Malva was the daughter of Pablo Neruda the Chilean poet. Born with hydrocephalus and soon disowned by her father, she lived with a foster family in the Netherlands until her death at eight years old, during the Second World War.
In her novel, the poet Hagar Peeters has imagined the dead Malva picking up the pen that slipped from her father’s hand as he died. Peeters gives the girl a voice, and a fascinating life, and has Malva telling the story of her father who, as a revolutionary poet, had to deal with a reactionary Chilean regime. In the afterlife, Malva meets such kindred spirits as Oskar (Die Blechtrommel), James Joyce’s daughter Lucia (a declared schizophrenic) and Arthur Miller’s son Daniel (Down’s Syndrome) – with whom she wisely and wittily comments on life on earth.
Also with them, Malva tries to find an answer to the question which troubles her: how could Neruda, the irreproachable hero who stood up for the forgotten and downtrodden, have denied the existence of his own daughter?
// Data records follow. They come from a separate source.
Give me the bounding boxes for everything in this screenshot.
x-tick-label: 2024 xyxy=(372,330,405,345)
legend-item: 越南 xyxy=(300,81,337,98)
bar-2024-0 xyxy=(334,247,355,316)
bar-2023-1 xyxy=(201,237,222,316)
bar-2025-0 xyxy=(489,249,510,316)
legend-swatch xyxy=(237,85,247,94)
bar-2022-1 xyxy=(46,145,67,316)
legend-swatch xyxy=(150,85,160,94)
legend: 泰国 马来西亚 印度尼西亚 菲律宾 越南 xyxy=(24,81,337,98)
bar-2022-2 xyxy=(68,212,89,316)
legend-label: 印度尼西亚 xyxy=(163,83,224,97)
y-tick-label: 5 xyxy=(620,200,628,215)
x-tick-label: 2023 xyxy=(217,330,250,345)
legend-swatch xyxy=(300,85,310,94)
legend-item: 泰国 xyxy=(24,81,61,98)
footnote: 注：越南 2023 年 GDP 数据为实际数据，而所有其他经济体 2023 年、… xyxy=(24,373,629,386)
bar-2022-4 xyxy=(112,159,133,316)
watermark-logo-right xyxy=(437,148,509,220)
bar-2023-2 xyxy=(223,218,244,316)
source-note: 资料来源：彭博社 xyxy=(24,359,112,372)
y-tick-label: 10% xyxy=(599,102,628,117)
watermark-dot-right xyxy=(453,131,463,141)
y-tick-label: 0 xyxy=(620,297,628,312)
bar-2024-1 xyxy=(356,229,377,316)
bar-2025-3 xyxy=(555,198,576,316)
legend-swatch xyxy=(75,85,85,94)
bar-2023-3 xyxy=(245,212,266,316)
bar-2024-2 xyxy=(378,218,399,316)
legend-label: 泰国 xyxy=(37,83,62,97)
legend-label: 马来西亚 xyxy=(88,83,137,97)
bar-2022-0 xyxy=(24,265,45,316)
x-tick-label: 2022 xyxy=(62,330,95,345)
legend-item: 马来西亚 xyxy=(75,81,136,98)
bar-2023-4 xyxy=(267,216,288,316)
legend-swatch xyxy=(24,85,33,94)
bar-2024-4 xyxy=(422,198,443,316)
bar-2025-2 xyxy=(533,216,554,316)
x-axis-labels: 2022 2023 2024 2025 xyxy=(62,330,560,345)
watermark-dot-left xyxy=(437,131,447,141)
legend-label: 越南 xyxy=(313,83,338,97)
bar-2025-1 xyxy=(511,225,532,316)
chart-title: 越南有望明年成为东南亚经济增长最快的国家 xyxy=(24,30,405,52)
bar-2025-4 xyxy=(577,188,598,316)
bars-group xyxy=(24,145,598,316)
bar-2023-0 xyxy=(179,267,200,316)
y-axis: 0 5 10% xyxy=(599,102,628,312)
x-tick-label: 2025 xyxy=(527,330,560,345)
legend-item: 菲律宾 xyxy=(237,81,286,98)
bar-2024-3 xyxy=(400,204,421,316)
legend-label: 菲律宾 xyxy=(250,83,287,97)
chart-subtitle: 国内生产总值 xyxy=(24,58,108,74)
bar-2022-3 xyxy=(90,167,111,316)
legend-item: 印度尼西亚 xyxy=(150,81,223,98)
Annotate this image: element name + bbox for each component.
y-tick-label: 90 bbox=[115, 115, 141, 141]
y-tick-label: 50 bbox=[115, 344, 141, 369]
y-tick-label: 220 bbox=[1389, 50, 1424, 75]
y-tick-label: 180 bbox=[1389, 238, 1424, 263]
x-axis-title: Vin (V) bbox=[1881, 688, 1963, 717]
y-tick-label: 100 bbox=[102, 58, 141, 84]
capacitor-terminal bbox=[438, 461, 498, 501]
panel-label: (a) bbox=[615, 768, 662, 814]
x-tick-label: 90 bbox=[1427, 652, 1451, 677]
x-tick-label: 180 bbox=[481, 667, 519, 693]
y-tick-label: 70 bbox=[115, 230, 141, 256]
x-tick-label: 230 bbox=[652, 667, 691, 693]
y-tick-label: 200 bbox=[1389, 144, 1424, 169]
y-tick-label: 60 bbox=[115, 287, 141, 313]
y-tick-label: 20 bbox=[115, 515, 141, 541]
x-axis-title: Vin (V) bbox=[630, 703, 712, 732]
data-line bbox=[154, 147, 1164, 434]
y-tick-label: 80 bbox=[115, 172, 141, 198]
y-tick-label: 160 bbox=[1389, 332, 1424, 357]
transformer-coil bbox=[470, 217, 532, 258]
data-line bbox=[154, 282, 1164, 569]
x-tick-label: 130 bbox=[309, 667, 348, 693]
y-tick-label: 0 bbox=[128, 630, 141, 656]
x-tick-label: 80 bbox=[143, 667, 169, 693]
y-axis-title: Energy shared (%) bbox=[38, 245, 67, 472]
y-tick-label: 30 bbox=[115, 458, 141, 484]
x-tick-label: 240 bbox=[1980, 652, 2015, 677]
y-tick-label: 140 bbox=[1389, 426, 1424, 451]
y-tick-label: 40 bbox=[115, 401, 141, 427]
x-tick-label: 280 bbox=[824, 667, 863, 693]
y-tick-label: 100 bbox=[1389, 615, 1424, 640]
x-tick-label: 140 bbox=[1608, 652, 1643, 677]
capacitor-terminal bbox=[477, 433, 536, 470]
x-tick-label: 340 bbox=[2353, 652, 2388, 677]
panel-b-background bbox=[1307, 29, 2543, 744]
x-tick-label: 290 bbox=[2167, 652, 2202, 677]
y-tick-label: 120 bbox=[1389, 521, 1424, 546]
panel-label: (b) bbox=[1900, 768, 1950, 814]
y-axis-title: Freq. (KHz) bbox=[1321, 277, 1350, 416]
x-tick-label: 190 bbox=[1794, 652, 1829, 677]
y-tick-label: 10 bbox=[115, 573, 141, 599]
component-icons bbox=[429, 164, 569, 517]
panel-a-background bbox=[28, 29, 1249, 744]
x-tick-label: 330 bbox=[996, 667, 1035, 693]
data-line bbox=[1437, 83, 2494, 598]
She asks Hagar Peeters, whose own father was a journalist in Chile at the time of Neruda’s death and was present at his funeral, to be her ghost writer and help resolve the issue. In the end, it is Socrates who takes up the matter with the great poet.
In Peeter’s poetic hands, Malva is a remarkable and original novel; rather, it is a remarkable and original combination of novel and autobiography, since it involves the author’s own father.